LWF President: Hold on to deep-down unity and hope

13 SEP 2023

Archbishop Musa urges churches to practice respectful listening and to be beacons of hope in fragmented world 

(LWI) - The Lutheran World Federation (LWF) President Archbishop Dr Panti Filibus Musa urged delegates at the opening of the Thirteenth Assembly in Kraków, Poland, to “hold onto unity and hope in our common journey as [a] communion of churches.” In a world “crowded with diverse voices and the risk of division,” he insisted, churches must continue to practice “respectful listening” to remain beacons “of hope amidst complexity, uncertainty and changing ideologies.” 

“One Body, One Spirit, One Hope,” is the theme of the Assembly hosted by the Evangelical Church of the Augsburg Confession in Poland (ECACP). Addressing the opening plenary session of the 13 to 19 September gathering, the outgoing president looked back at challenges faced by churches since the last Assembly in Windhoek, Namibia, in 2017. He spoke about the disruption caused by the COVID-19 pandemic, remembering all those who died, but also recalling the solidarity and resilience shown by member churches and by the LWF as an organization. 

In a divided and fragmented world, he said, “supporting one another, worshipping together” as well as “serving the world together” are “signs of our communion and its vibrancy amid the many challenges we face.” This vibrancy was evident when the LWF was founded in the wake of the Second World War, he noted, and it remains vital as churches continue to respond to the call “to support people in need and work for peace and reconciliation” in today’s world. 

Our task is to discern and nurture this unity, witnessing to the liberating grace of God.

LWF President Archbishop Dr Panti Filibus Musa 

President Musa talked about the “turbulent history” of Poland and in particular the Lutheran communities which have lived through “times of flourishing and times of oppression.” Noting that the Evangelical Church of the Augsburg Confession in Poland makes up just 0.1 percent of the population, he stressed that “our communion has never been about numbers” but about “faithful witness to Christ.” Churches facing declining memberships in other parts of the globe, he said, can be enriched by the minority experiences of the host church. 

Musa, who is the Archbishop of the Lutheran Church of Christ in Nigeria, reflected on the meaning of being a global communion, with members drawn from so many countries, cultures, ethnicities and Lutheran traditions, “with many different experiences and sensibilities.” Yet through “the immeasurable riches of God’s grace,” he affirmed, “we have been brought together to be “co-participants in the One Spirit to God’s plan of reconciliation.”  

Over the coming days, Musa continued, Assembly delegates will be focusing on what he called “essential, deep-down unity and the hope that it inspires.” This unity “is not uniformity or compliance or compromise,” but rather it is the work of the One Spirit “that is always creating, reconciling, renewing.” Our task, he added “is to discern and nurture this unity, witnessing [….] to the liberating grace of God.”  
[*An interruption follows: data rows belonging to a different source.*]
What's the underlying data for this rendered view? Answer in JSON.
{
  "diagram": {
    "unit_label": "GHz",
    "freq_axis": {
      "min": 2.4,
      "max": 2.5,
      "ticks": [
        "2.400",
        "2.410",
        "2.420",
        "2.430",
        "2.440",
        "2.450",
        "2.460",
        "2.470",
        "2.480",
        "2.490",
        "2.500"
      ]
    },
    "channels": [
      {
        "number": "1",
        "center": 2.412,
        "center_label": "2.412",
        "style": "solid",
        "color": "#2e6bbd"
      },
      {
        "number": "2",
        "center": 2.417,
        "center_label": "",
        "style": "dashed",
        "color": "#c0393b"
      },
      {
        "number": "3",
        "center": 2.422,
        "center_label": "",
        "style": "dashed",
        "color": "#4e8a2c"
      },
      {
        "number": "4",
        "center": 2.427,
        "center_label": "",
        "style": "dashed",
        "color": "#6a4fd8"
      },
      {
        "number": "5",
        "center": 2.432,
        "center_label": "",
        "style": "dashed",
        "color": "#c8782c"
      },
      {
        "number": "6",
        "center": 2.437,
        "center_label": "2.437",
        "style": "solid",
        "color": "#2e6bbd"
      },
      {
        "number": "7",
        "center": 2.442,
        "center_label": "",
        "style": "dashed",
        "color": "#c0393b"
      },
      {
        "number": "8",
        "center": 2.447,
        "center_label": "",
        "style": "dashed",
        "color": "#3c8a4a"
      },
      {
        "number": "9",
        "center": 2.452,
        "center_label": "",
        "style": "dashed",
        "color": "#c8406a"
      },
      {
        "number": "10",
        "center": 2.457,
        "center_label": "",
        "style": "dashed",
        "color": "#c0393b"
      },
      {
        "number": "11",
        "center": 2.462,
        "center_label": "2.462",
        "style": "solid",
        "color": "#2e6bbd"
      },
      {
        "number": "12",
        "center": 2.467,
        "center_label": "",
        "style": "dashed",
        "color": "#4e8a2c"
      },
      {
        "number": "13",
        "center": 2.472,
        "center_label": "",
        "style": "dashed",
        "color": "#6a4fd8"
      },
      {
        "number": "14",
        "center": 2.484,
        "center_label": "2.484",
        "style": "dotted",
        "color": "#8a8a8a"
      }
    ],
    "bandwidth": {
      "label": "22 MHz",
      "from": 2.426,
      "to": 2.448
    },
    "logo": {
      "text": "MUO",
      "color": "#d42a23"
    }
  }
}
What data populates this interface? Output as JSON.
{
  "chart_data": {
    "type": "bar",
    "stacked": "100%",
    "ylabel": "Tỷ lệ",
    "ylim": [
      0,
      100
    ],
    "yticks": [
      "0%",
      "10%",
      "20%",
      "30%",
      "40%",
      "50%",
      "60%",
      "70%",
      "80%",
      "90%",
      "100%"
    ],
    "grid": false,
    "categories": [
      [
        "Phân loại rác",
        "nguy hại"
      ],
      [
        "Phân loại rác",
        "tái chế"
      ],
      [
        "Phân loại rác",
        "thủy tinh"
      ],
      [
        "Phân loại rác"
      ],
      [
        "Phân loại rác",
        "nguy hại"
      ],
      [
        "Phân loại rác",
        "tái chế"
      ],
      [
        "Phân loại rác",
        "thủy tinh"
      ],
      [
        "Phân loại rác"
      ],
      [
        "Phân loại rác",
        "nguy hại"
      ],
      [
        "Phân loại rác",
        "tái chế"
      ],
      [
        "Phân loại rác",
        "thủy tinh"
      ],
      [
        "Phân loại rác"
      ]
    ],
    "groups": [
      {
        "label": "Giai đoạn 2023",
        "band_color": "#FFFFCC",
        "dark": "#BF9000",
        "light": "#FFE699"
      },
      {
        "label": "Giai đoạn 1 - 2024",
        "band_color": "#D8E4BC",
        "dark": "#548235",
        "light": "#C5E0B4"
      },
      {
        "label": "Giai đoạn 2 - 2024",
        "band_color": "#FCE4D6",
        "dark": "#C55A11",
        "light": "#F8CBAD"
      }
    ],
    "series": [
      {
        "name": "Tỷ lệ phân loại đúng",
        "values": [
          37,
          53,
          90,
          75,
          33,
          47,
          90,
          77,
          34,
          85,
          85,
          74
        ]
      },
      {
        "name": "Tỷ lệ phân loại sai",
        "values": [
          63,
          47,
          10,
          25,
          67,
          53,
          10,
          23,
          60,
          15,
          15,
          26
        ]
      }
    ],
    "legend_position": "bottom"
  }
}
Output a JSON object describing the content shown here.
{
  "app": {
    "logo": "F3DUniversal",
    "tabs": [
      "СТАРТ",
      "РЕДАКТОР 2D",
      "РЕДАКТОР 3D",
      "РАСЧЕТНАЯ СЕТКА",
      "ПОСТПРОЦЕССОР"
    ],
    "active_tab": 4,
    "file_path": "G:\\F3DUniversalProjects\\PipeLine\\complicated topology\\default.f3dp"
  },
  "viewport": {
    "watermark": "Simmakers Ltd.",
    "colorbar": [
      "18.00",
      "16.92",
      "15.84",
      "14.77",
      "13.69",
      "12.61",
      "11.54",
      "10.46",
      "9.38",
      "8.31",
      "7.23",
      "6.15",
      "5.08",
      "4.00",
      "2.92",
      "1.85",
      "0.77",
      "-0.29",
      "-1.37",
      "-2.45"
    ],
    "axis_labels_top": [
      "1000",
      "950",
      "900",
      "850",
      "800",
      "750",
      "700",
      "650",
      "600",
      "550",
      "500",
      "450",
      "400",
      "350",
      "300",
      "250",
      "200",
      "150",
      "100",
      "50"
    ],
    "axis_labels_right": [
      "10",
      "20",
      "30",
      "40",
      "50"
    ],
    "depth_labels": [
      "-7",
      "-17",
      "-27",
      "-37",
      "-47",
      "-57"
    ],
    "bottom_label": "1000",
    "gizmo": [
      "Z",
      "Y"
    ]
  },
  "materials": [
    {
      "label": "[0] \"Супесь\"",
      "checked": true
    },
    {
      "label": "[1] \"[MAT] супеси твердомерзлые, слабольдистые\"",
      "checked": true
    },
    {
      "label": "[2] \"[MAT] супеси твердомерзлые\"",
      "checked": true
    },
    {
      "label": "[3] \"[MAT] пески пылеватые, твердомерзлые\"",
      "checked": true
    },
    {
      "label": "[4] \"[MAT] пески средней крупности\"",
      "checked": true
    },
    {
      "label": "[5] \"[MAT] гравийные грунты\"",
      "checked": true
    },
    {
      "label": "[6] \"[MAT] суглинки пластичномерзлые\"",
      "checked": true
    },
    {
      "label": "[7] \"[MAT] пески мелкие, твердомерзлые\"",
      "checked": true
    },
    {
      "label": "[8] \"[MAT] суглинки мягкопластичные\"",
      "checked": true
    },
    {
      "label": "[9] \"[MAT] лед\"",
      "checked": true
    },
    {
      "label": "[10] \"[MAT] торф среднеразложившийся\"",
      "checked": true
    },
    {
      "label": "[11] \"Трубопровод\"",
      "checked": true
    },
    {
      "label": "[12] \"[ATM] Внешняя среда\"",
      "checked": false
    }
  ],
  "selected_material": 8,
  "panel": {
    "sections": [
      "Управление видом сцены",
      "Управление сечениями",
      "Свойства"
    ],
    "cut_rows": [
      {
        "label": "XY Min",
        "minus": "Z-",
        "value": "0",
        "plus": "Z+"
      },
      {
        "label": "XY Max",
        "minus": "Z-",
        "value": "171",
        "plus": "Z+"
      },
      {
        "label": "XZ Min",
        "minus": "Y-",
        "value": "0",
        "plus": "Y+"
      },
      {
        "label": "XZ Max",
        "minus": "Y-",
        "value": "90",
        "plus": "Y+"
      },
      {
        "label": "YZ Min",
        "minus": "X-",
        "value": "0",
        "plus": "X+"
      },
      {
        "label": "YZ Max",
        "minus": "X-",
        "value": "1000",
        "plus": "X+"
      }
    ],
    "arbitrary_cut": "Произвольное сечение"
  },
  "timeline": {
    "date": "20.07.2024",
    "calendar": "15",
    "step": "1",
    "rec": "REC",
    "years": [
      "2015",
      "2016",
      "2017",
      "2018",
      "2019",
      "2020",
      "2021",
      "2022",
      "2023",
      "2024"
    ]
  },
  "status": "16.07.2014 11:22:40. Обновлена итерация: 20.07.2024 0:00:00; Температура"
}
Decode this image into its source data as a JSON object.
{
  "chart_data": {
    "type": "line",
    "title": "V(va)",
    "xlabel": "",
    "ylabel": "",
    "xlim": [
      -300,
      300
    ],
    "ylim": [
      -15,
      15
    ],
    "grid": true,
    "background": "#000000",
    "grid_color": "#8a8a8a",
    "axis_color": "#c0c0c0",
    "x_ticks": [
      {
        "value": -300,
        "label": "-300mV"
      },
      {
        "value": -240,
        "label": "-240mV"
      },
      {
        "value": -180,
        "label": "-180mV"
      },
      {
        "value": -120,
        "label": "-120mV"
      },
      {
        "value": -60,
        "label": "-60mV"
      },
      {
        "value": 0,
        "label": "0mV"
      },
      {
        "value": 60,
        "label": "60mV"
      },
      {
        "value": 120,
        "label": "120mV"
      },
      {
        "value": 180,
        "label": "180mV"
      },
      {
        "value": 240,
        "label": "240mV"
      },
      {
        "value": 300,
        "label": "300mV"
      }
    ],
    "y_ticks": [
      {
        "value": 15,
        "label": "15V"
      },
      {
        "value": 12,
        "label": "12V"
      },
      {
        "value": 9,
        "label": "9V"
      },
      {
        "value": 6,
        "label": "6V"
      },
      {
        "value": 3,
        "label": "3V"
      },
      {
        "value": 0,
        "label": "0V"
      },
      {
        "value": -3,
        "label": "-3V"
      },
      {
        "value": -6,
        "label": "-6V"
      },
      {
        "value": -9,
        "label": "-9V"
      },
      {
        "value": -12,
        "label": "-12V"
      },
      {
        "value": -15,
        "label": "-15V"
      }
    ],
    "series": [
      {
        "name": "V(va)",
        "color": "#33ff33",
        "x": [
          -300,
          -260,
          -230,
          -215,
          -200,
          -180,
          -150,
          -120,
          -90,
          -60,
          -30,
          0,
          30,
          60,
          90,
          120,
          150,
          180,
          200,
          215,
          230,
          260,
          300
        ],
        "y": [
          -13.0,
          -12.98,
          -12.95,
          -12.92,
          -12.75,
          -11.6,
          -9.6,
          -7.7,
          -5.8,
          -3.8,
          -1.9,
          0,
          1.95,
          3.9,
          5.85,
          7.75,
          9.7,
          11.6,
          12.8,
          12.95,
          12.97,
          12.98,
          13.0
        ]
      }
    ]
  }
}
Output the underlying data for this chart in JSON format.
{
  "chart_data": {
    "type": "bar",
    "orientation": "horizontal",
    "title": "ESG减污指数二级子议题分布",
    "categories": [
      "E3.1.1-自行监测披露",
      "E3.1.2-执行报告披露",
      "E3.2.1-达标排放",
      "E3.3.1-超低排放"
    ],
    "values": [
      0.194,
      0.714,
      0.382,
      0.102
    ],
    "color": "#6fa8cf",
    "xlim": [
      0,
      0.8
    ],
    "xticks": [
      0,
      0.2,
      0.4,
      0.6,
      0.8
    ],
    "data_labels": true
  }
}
LWF President Archbishop Dr Panti Filibus Musa delivers the President's address

LWF President Archbishop Dr Panti Filibus Musa delivers the President's address as Lutherans from around the globe gather for the Lutheran World Federation (LWF) Thirteenth Assembly, held in Krakow, Poland on 13-19 September 2023 under the theme of ’One Body, One Spirit, One Hope’. Photo: LWF/Albin Hillert

Responding to challenges, comprehending God's call 

The archbishop offered some striking examples of the vibrancy of LWF’s work that he has witnessed firsthand, including visits to World Service programs in northern Cameroon. He welcomed the work to affirm women in leadership, noting the growing number of churches ordaining women to ministry. “But we must do better,” he said, urging member churches to not waver or retreat in their commitment to women’s leadership. 

Speaking of the importance of prioritizing young people and their leadership at all levels of church life, Musa said the LWF remains committed to ensuring 20 percent of youth participation, but the goal of youth empowerment, leadership and inclusion will only be realized when member churches commit to this in their local contexts. “My hope is that more will take steps in that direction,” he stressed. 

Other challenges that Musa addressed included the urgency of responding to the climate crisis, peacebuilding, the work of strengthening dialogue and practical cooperation with other Christian world communions and the need to counteract misleading theologies through discussions, formation and theological education. 

After thanking all those who have supported him over the past six years, the LWF leader reiterated his call to the churches to remain united and mutually accountable to one another as they look ahead to the 500th anniversary of the Augsburg Confession in 2030. “A divided church risks losing its impact,” he said, while “a united body can offer guidance” and hope. He concluded: “Our unity rests on genuine and respectful conversation,” through which “we deepen our comprehension of God’s call and our role in a fragmented and suffering world.”